Betriebserkundung der Klasse 7d bei der Firma Glock Metallbau
Im Rahmen unseres Unterrichtsfaches BWR besuchte die Klasse 7d die Firma Glock. Das Unternehmen stellt in Donauwörth Türen und Fenster her, ist also ein Fertigungsbetrieb. In der Schule bereiteten wir mit Herrn Hahn diesen Unterrichtsgang vor.
Wir durften uns in Gruppen zu dritt oder viert zusammenschließen und erhielten Arbeitsblätter mit Fragen zu verschiedenen Themenbereichen. Diese sollte uns dann Herr Glock beantworten.
Am Vormittag, den 1. Juli, traf sich die Klasse bereits um 7.55 Uhr auf dem Parkplatz der Firma Glock. Natürlich freuten wir uns auch auf diese Betriebsbesichtigung, insbesondere aber gefiel uns, dass wir kein Mathe und Englisch hatten. Nachdem Herr Hahn unsere Vollständigkeit überprüft hatte, gingen wir mit Herrn Glock Junior, dem Betriebsleiter, hinter das Firmengebäude, da es dort ruhiger war.
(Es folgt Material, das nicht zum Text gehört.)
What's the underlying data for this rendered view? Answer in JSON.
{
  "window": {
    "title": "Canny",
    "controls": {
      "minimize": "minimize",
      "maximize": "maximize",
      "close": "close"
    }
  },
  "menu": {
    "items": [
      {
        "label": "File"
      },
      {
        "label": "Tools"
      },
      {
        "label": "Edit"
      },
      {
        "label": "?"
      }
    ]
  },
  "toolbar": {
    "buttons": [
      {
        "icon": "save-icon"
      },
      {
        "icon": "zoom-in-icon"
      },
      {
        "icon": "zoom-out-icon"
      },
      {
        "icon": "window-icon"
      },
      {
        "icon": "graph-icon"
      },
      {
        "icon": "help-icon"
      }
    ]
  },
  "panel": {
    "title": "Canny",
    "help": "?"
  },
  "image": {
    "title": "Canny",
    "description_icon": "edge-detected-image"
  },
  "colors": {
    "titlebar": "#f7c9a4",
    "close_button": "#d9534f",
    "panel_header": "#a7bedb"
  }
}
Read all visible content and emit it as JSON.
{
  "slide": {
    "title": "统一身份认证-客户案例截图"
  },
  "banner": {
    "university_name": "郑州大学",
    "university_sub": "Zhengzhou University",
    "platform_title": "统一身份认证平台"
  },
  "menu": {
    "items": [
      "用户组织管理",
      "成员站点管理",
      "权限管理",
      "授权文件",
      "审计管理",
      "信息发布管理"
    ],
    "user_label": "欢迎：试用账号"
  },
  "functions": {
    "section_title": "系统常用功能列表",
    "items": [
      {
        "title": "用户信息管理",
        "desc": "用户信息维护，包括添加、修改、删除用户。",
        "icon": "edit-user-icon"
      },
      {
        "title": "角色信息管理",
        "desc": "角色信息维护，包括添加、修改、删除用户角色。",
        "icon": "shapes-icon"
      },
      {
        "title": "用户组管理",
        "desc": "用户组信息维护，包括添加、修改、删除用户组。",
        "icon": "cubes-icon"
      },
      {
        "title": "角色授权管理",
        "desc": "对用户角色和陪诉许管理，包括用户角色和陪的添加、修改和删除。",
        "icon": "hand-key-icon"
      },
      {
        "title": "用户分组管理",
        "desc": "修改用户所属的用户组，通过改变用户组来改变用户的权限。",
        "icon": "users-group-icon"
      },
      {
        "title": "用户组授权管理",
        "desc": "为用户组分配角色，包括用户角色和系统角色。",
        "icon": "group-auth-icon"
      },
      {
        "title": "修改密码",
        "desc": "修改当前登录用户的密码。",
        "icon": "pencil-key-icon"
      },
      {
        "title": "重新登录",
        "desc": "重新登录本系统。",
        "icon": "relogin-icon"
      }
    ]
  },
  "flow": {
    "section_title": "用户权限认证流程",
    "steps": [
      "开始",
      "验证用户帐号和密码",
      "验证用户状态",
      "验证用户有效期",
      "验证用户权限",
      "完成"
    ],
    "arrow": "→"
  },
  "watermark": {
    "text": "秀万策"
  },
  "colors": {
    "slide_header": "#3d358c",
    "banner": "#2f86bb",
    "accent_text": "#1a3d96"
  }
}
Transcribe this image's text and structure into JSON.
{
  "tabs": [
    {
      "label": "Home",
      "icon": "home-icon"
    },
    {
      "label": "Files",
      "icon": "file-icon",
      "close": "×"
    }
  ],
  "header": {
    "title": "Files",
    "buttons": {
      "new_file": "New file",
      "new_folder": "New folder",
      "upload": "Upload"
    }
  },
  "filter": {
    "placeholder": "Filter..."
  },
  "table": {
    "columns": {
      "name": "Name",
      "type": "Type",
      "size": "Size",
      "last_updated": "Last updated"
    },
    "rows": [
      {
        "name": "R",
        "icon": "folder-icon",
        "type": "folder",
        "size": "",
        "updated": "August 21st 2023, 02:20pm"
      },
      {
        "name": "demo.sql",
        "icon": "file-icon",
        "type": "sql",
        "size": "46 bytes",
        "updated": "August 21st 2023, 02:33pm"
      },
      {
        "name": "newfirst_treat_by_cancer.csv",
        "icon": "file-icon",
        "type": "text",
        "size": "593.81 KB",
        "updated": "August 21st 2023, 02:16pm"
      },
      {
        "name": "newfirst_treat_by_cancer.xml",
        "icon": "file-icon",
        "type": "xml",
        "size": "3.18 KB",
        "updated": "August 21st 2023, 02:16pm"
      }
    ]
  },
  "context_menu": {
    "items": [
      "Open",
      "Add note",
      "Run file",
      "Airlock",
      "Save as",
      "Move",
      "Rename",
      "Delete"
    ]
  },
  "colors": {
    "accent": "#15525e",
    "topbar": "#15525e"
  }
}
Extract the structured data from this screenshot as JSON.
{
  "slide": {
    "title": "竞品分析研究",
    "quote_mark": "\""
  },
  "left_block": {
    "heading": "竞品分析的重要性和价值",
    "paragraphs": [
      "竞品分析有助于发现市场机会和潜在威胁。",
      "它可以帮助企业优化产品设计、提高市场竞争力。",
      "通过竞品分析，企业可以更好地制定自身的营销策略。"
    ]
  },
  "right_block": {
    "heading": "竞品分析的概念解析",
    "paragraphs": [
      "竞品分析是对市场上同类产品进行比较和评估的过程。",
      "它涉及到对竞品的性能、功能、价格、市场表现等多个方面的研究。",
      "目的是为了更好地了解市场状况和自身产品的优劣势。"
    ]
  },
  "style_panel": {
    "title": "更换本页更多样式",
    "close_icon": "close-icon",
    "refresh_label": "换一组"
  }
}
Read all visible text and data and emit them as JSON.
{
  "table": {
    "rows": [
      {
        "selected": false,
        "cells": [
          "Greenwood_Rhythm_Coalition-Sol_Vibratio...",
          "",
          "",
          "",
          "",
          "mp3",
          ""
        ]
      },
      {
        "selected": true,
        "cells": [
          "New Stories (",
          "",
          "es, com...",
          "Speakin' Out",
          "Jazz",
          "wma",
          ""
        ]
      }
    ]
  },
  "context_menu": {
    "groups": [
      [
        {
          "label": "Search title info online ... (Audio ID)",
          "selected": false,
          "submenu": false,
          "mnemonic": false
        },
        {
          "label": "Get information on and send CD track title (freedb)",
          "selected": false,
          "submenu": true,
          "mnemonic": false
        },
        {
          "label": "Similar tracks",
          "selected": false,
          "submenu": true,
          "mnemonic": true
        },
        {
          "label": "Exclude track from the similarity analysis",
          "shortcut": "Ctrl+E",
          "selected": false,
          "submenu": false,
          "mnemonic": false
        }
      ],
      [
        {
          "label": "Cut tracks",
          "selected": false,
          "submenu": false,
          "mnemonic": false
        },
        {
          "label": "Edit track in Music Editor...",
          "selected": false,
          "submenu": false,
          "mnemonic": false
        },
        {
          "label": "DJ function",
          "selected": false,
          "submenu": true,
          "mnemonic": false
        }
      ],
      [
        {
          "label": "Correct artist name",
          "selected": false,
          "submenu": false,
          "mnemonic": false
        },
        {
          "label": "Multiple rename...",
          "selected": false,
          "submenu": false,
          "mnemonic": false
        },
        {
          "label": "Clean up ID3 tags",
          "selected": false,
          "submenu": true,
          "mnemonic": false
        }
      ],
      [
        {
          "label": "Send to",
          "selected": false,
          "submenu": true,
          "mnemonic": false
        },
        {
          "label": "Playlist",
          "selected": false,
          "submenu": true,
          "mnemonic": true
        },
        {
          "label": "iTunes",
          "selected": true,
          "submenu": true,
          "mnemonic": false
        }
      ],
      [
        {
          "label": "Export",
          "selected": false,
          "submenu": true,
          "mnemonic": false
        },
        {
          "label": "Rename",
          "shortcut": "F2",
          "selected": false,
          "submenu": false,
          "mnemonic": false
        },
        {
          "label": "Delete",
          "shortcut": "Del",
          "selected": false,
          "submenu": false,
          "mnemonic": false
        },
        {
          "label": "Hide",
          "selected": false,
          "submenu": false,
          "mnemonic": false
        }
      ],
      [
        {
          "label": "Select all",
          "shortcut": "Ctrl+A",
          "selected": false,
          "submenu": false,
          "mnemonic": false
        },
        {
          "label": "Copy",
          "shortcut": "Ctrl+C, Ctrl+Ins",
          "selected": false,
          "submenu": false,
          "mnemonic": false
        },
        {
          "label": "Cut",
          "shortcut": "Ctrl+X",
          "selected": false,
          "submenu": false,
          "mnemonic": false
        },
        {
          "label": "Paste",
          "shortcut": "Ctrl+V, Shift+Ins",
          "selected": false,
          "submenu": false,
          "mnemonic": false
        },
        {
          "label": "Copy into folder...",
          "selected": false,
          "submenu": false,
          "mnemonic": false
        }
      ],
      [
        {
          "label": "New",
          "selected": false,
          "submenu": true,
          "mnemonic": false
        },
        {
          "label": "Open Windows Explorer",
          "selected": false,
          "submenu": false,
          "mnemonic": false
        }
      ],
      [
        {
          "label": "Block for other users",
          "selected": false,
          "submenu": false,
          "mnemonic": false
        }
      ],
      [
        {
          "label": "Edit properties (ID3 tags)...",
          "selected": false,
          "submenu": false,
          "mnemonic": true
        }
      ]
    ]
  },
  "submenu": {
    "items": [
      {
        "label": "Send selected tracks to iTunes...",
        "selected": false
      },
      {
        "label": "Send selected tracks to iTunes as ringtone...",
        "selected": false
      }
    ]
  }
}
Er erzählte uns einiges über die Geschichte des Unternehmens. Der Betrieb befindet sich schon seit mehr als 100 Jahren im Familienbesitz. Ursprünglich war die Firma eine Kunstschmiede. Aus dieser Zeit stammen auch die Wand- und Fensterverzierungen am Eingang des Firmengebäudes. Später wurde Stahl verarbeitet, heute fast ausschließlich Aluminium. Der Firmensitz der Firma ist seit 1968 in der Dillingerstraße 45. Hergestellt werden überwiegend Fenster und Türen. Wir erfuhren, dass die Firma Glock bayernweit tätig ist und nur wenige Kunden außerhalb von Bayern beliefert.
Zuerst führte uns Herr Glock in den Eingangsbereich. Dort befindet sich die Verwaltung der Firma. Wir beobachteten drei Frauen bei ihrer Arbeit. Frau Fischer, eine von ihnen, war zuständig für die Lohnabrechnung, Mahnschreiben und die Annahme von Bestellungen. Die zweite war eine junge Frau, die in ihrem ersten Lehrjahr bei der Firma Glock arbeitet und eigentlich alles erledigt, um ihre besonderen Stärken herauszufinden. Die dritte Angestellte überprüfte die Arbeitszeiten der Arbeiter und war zuständig für Kalkulationen . Diese werden benötigt um aufzuzeigen, welche und wie viel an Kosten bereits angefallen waren. Zusätzlich kontrollierte sie den Verbrauch des Materials.
Ein Stockwerk höher arbeitete Herr Gentner. Er war zuständig für den Einkauf, die Arbeitsvorbereitung und die Kalkulation der gesamten Aufträge. Nach der Frage nach den Handelswaren der Firma antwortete er uns, dass es meist Sonnenschutzprodukte wären. Die Firma Glock liefert ihre Erzeugnisse im Normalfall auf Bestellung an die Baustelle und baut sie ein.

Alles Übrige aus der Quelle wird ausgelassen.